Le 16 avril, Stellantis a annoncé la fin des activités automobiles à Poissy, le dernier point d’appui industriel de la France. Cette décision n’est pas une simple fermeture, mais un signal clair du déclin économique profond qui menace l’ensemble du pays.

L’entreprise promet de conserver 300 emplois sur les 1500 actuels, mais le syndicat Sud estime que cette mesure constitue une véritable « saignée ». La reconversion prévue après 2028 apparaît comme un délai trop long pour les travailleurs.

Cette usine, historique depuis 1938 et employant 27 000 personnes en 1976, tourne désormais à seulement 58 % de ses capacités.
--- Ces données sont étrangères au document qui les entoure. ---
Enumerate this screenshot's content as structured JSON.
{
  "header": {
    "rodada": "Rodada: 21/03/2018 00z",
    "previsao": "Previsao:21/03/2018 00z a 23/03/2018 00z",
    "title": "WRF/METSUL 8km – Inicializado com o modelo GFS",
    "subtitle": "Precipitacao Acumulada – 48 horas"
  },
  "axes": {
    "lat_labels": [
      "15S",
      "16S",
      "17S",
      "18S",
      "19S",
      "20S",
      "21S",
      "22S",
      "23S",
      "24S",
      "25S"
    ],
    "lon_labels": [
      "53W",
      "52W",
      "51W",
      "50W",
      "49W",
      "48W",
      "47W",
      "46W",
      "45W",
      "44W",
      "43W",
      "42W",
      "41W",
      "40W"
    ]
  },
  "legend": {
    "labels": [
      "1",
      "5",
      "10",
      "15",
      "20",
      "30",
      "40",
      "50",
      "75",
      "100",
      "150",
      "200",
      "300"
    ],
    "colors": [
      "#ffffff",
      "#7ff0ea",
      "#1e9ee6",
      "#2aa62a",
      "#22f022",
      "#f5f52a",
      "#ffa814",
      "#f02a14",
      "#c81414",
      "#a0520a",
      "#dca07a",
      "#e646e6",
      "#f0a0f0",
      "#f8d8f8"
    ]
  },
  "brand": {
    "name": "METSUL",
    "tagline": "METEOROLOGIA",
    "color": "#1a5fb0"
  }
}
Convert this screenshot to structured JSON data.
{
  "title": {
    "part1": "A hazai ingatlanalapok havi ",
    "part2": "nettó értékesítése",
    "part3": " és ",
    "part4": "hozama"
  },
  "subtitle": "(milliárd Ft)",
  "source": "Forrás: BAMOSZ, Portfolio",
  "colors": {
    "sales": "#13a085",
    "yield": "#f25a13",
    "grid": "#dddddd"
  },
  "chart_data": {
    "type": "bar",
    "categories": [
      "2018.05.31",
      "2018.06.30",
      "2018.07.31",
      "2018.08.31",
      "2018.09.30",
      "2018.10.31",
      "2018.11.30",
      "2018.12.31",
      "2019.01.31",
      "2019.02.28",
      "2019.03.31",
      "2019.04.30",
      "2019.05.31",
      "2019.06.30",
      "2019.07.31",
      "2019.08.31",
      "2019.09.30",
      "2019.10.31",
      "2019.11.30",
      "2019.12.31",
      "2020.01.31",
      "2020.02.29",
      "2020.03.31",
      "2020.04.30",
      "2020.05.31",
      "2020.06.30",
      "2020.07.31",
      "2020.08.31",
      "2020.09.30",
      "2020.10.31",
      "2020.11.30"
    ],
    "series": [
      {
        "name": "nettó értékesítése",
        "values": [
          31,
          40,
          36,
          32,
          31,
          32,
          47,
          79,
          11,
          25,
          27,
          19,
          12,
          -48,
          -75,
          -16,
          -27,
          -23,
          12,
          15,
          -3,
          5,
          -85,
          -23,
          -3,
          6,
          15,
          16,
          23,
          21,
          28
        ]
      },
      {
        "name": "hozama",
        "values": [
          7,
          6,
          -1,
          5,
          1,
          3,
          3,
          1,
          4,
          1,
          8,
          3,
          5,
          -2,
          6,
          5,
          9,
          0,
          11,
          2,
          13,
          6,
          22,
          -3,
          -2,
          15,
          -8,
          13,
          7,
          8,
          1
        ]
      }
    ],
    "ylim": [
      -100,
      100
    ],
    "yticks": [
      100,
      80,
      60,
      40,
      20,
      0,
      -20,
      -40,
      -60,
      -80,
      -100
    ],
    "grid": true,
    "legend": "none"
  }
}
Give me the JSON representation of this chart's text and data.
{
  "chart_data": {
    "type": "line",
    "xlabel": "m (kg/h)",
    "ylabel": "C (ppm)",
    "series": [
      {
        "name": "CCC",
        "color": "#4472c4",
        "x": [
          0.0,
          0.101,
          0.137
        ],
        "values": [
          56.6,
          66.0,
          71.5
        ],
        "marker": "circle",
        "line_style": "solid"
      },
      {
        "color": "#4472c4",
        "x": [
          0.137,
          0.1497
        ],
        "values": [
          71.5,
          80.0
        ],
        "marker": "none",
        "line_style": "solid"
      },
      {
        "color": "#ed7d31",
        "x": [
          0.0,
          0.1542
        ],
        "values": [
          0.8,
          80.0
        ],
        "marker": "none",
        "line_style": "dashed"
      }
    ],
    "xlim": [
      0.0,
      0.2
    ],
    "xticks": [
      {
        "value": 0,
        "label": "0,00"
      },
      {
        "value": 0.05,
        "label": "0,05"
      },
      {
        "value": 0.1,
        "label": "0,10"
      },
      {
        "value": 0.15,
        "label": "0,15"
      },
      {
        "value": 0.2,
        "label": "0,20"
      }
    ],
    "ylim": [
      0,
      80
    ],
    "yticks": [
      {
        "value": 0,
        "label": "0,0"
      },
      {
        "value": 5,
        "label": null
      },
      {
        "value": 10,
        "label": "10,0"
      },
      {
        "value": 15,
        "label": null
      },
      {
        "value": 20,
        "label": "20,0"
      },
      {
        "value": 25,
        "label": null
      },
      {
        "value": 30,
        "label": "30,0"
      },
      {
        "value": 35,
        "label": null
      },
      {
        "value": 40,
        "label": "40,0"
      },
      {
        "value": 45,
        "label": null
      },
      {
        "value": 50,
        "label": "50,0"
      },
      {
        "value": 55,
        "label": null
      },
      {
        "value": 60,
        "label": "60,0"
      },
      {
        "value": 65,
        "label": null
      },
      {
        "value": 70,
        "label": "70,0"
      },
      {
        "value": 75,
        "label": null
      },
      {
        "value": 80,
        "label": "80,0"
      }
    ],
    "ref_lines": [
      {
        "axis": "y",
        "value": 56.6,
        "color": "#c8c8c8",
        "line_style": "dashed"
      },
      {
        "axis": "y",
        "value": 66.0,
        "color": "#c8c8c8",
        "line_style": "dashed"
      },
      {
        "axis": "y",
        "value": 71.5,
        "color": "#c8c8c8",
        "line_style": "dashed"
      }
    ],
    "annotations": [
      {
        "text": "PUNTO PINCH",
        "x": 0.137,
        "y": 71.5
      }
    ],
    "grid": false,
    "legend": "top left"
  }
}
Son destin est celui d’un millier d’autres usines françaises : Renault Boulogne-Billancourt (1992), PSA Aulnay (2014) et Renault Flins (2024).

L’Insee confirme l’échec économique : 425 500 emplois en 2010, 286 800 aujourd’hui. La baisse des ventes de voitures neuves en Europe après la crise sanitaire, l’ascension chinoise et les normes européennes ont entraîné une régression sociale silencieuse.

Les ouvriers français sont désormais les premiers victimes du système : chaque fermeture industrielle est un coup de poing dans le ventre économique. La France doit choisir entre continuer à subir ce processus ou reprendre ses droits économiques avant que l’abîme ne l’engloutisse.

L’effondrement n’est pas une décision, c’est le résultat d’un manque de politique industrielle. Si la France ne s’engage pas rapidement vers une autonomie économique, elle risquera de disparaître dans un cycle inévitable d’effondrement.